A vida íntima das flores

A vida íntima das flores

No singelo jardim da casa de Jane – um metro por dois, se tanto, mais grama que planta – nada de interessante acontece. Pelo menos é o que ela pensa. No entanto, quebrando a mesmice que deve ser a vida das plantas, uma semente distraída navega o vento e ali decide se instalar. No princípio é apenas um ramo frágil, e precisa lutar desesperadamente para se impôr entre a folhagem que ali já demarcou seu espaço e não pretende dividir seus privilégios.

Outras vieram antes e não conseguiram sobreviver a essa primeira fase, massacradas por ventos fortes, chuvas intermitentes, muito frio ou muito calor, formigas destruidoras, o gato que tudo remexe. Muitas são estranguladas ainda no berço – a guerra no subsolo por espaço e alimento; a disputa no solo pela conquista por um raio de sol. Poucas conseguem vencer essa primeira etapa e seguir adiante, se esticando, se intrometendo e se impondo para sobreviver.

Também no grande jardim humano, onde os espaços estão cada vez mais escassos e a disputa por um lugar ao sol é ainda mais acirrada, a chance de uma jovem modesta vencer são mínimas. Onde há vida há competição, seja no quintal de uma casa suburbana ou na revista em que Jane trabalha, ‘A vida das flores’, especializada em jardinagem. Embora o ciclo natural se renove constantemente, o poder tende a permanecer onde está – o diretor passa a direção aos filhos como a árvore espalha em volta suas sementes.

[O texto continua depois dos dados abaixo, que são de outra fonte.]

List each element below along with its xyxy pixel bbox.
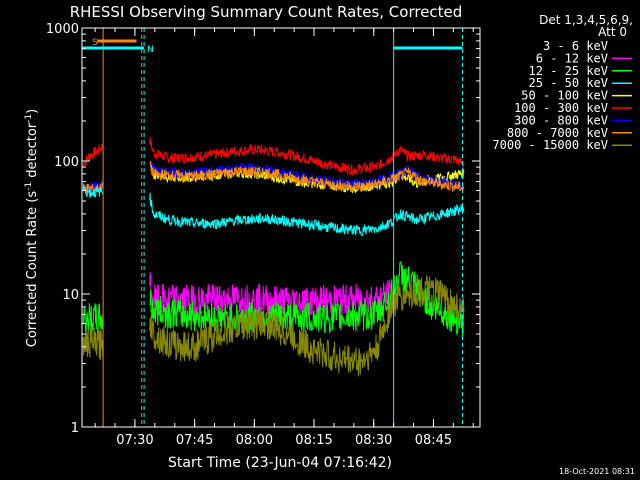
x-tick-label-3: 08:15 <box>295 433 332 448</box>
y-tick-label-1: 10 <box>62 288 79 303</box>
series-25-50-kev <box>82 186 465 237</box>
x-axis-label: Start Time (23-Jun-04 07:16:42) <box>168 455 392 471</box>
y-axis-label-end: ) <box>25 109 40 114</box>
legend-label-4: 50 - 100 keV <box>521 89 608 103</box>
y-axis-label-sup2: -1 <box>24 114 34 123</box>
y-tick-label-2: 100 <box>54 155 79 170</box>
ticks-layer: 07:30 07:45 08:00 08:15 08:30 08:45 1 10 100 1000 <box>46 22 480 448</box>
legend-label-1: 6 - 12 keV <box>536 51 608 65</box>
x-tick-label-4: 08:30 <box>355 433 392 448</box>
y-tick-label-3: 1000 <box>46 22 79 37</box>
legend-label-5: 100 - 300 keV <box>514 101 608 115</box>
footer-date: 18-Oct-2021 08:31 <box>559 467 635 476</box>
series-100-300-kev-segment-1 <box>149 136 465 176</box>
flag-label-s: S <box>92 38 98 48</box>
series-7000-15000-kev <box>82 275 465 377</box>
flag-label-n: N <box>147 45 154 55</box>
y-axis-label-mid: detector <box>25 122 40 182</box>
legend-label-2: 12 - 25 keV <box>529 64 608 78</box>
chart-title: RHESSI Observing Summary Count Rates, Co… <box>70 3 463 21</box>
legend-header-detectors: Det 1,3,4,5,6,9, <box>539 13 633 27</box>
y-axis-label-main: Corrected Count Rate (s <box>25 191 40 348</box>
legend-label-8: 7000 - 15000 keV <box>492 138 608 152</box>
series-800-7000-kev-segment-1 <box>149 161 465 193</box>
plot-frame <box>81 27 481 428</box>
x-tick-label-5: 08:45 <box>415 433 452 448</box>
legend-label-3: 25 - 50 keV <box>529 76 608 90</box>
data-layer <box>82 136 465 429</box>
series-7000-15000-kev-segment-1 <box>149 275 465 377</box>
y-tick-label-0: 1 <box>71 421 79 436</box>
series-3-6-kev-segment-0 <box>153 313 409 429</box>
series-12-25-kev-segment-1 <box>149 260 465 337</box>
series-12-25-kev-segment-0 <box>82 303 104 335</box>
x-tick-label-0: 07:30 <box>116 433 153 448</box>
series-25-50-kev-segment-0 <box>82 186 104 199</box>
legend-label-0: 3 - 6 keV <box>543 39 608 53</box>
legend-header-attenuator: Att 0 <box>598 25 627 39</box>
series-3-6-kev <box>153 313 409 429</box>
series-100-300-kev-segment-0 <box>82 144 104 168</box>
series-12-25-kev <box>82 260 465 337</box>
legend-label-6: 300 - 800 keV <box>514 113 608 127</box>
legend-label-7: 800 - 7000 keV <box>507 126 608 140</box>
series-100-300-kev <box>82 136 465 176</box>
series-25-50-kev-segment-1 <box>149 192 465 237</box>
flags-layer: SN <box>82 38 463 55</box>
series-7000-15000-kev-segment-0 <box>82 327 104 360</box>
x-tick-label-1: 07:45 <box>176 433 213 448</box>
y-axis-label: Corrected Count Rate (s-1 detector-1) <box>24 109 40 347</box>
y-axis-label-sup1: -1 <box>24 182 34 191</box>
x-tick-label-2: 08:00 <box>236 433 273 448</box>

Jane chegou de mansinho, como quem não quer nada, e ela mesma acreditava nisso. Não tinha curso superior em jornalismo ou jardinagem, como exigia a chamada de emprego, mas era boa em computação e rápida nas pesquisas, e foi ficando. Gentil, tímida, prestativa, a supervisora se irritava, Menina, fala mais alto, faça-se ouvir, e Jane balbuciava, Quieta no meu canto não incomodo ninguém. Entrou como temporária, foi ficando, sem ambições, sem reclamações.

Jane mora em um condomínio fechado onde todas as casas são iguais e pintadas da mesma cor, com um pequeno jardim na frente com as mesmas plantas podadas uma vez por mês no mesmo tamanho e formato. Um dia qualquer, ao sair de casa Jane se surpreende ao ver um galhinho magricela despontando acima da folhagem verde-amarela do jardim. Foi aos poucos se esticando e numa bela manhã de sol, Jane vê brotar uma esplendorosa flor amarela acima da mesmice do canteiro.

Uma flor apenas, mas puro ouro, como um raio de sol vencendo um dia chuvoso. O jardineiro do condomínio passa com a serra elétrica, nivelando a liberdade dos canteiros. Jane pela primeira vez chega atrasada na redação, esperando por ele. “Não corte minha flor,” avisa. A flor amarela é uma aberração fora do contexto e será eliminada, avisa a síndica quando informada da estranha determinação da residente. Uma jovem sempre tão pacata, vai agora criar caso por causa de uma flor?

Jane explica que mesmo uma flor deve ser protegida, justamente por sua fragilidade. A senhora nada entende, e com o estatuto do condomínio em punho cita regras e normas que devem ser seguidas por todos, Ou viramos terceiro mundo, onde todo mundo faz o que quer. Jane rebate que uma pequena flor que sobrevive aos concorrentes mais fortes merece o privilégio de cumprir sua finalidade na natureza e desfrutar um raio de sol, breve que seja. Portanto, a flor fica.

A síndica convoca uma reunião do condomínio, onde nada fica decidido, como em todas as reuniões de condomínio. Recorre portanto à instância superior. Informada do impasse, a Administração geral do condomínio convoca uma reunião de emergência da diretoria, mas antes que tal aconteça, a flor morre por conta própria. No dia seguinte, Jane entra na disputa para a vaga de diretor gráfico da revista.